Para embasar a acusação, o Ministério Público Federal (MPF) afirma contar com farta documentação: áudios, vídeos, mensagens trocadas entre os envolvidos, rascunhos de decretos e até arquivos digitais salvos em dispositivos oficiais. Além disso, pesa sobre o caso a colaboração premiada do tenente-coronel Mauro Cid, ex-ajudante de ordens de Bolsonaro, cujo depoimento teria sido fundamental para a reconstrução da cronologia dos fatos.

Mauro Cid

As defesas, por sua vez, negam qualquer envolvimento dos réus com um projeto golpista. A defesa do ex-ajudante de ordens adotou um tom firme para contestar as acusações. O advogado Cezar Bittencourt argumentou que não há elementos concretos que justifiquem o processo contra seu cliente, ressaltando que a denúncia está baseada em suposições e vínculos funcionais que, por si só, não configuram crime.

Para Bittencourt — que iniciou sua sustentação oral tecendo uma série de elogios aos ministros — não há nenhuma prova de que Cid tenha atuado para subverter o regime democrático, nem tampouco qualquer participação nos ataques de 8 de janeiro de 2023.

“Ele não participou de invasões, não mobilizou ninguém, não instigou ninguém. Estava nos Estados Unidos no dia dos ataques. Não financiou e nem sequer sabia do que estava acontecendo”, afirmou. “Ninguém pode ser punido por conexões abstratas”, prosseguiu o advogado.

Na ocasião, o advogado Jair Alves Ferreira, que também cuida da defesa de Cid, informou que seu representado pediu para deixar o Exército por “não ter mais condições psicológicas de continuar como militar".

Alexandre Ramagem

Durante sua fala, o advogado Paulo Renato Garcia Cintra — responsável pela defesa do deputado federal e ex-diretor da Agência Brasileira de Inteligência (Abin), Alexandre Ramagem (PL-RJ) — acusou a PGR de cometer “erros graves”, citando que a acusação de que seu cliente teria feito uso do software israelense “First Mile” para espionar autoridades brasileiras não se aplica.

Cintra protagonizou também um momento de tensão ao citar que "voto impresso" e "voto auditável" são sinônimos.

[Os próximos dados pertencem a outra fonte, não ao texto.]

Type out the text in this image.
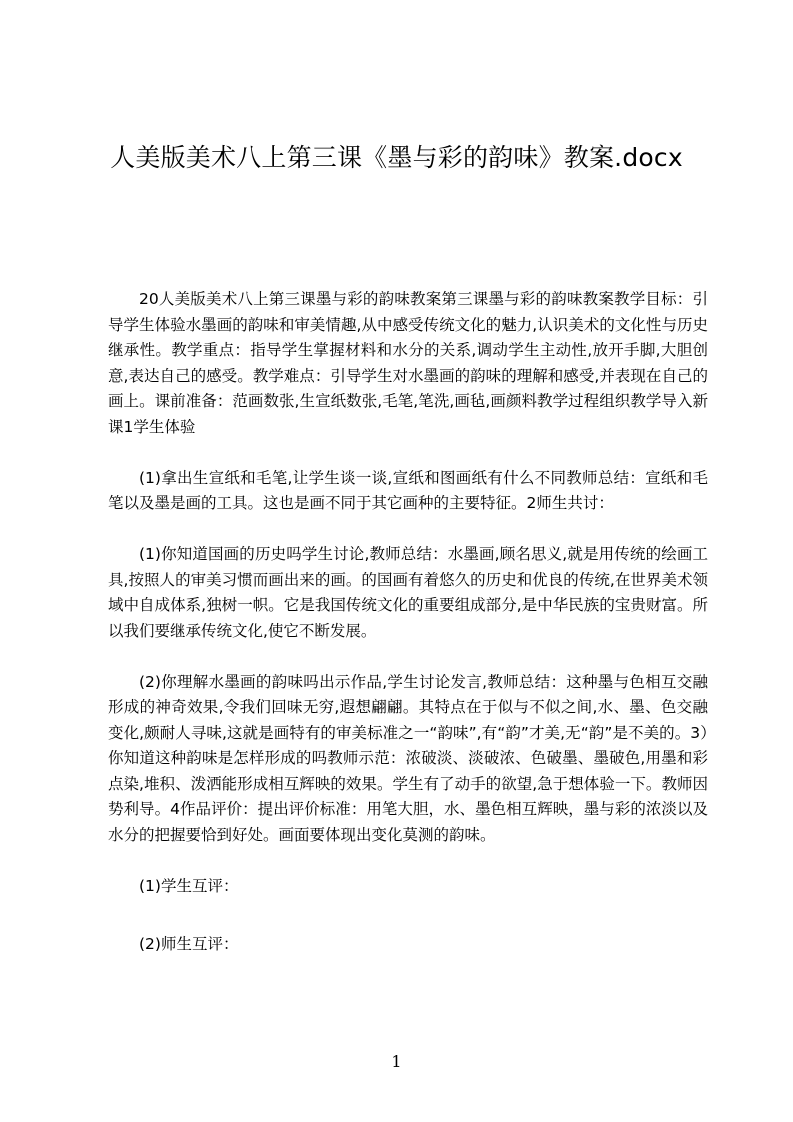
人美版美术八上第三课《墨与彩的韵味》教案.docx

20人美版美术八上第三课墨与彩的韵味教案第三课墨与彩的韵味教案教学目标：引导学生体验水墨画的韵味和审美情趣,从中感受传统文化的魅力,认识美术的文化性与历史继承性。教学重点：指导学生掌握材料和水分的关系,调动学生主动性,放开手脚,大胆创意,表达自己的感受。教学难点：引导学生对水墨画的韵味的理解和感受,并表现在自己的画上。课前准备：范画数张,生宣纸数张,毛笔,笔洗,画毡,画颜料教学过程组织教学导入新课1学生体验

(1)拿出生宣纸和毛笔,让学生谈一谈,宣纸和图画纸有什么不同教师总结：宣纸和毛笔以及墨是画的工具。这也是画不同于其它画种的主要特征。2师生共讨：

(1)你知道国画的历史吗学生讨论,教师总结：水墨画,顾名思义,就是用传统的绘画工具,按照人的审美习惯而画出来的画。的国画有着悠久的历史和优良的传统,在世界美术领域中自成体系,独树一帜。它是我国传统文化的重要组成部分,是中华民族的宝贵财富。所以我们要继承传统文化,使它不断发展。

(2)你理解水墨画的韵味吗出示作品,学生讨论发言,教师总结：这种墨与色相互交融形成的神奇效果,令我们回味无穷,遐想翩翩。其特点在于似与不似之间,水、墨、色交融变化,颇耐人寻味,这就是画特有的审美标准之一“韵味”,有“韵”才美,无“韵”是不美的。3）你知道这种韵味是怎样形成的吗教师示范：浓破淡、淡破浓、色破墨、墨破色,用墨和彩点染,堆积、泼洒能形成相互辉映的效果。学生有了动手的欲望,急于想体验一下。教师因势利导。4作品评价：提出评价标准：用笔大胆，水、墨色相互辉映，墨与彩的浓淡以及水分的把握要恰到好处。画面要体现出变化莫测的韵味。

(1)学生互评：

(2)师生互评：

1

Em resposta, a ministra Cármen Lúcia o corrigiu: “O advogado fez muitas referências à inexistência ou que teria havido uma campanha pela eleição/processo auditável e que isso foi objeto de uma emenda constitucional. Mas Vossa Senhoria sabe a diferença? Você repetiu como sinônimo e não é. O processo eleitoral é amplamente auditável no Brasil”.

Almir Garnier

A defesa do ex-comandante da Marinha Almir Garnier, o ex-senador e advogado Demóstenes Lázaro Xavier, apresentou uma fala inusitada no início de sua sustentação oral ao elogiar o ministro Alexandre de Moraes e declarar que “levaria um cigarro” para Bolsonaro. Ele defendeu o papel democrático das eleições, lembrando os magistrados de que deu parecer sobre a inconstitucionalidade de um projeto de lei, em 2009, que buscava estabelecer o voto impresso no Brasil.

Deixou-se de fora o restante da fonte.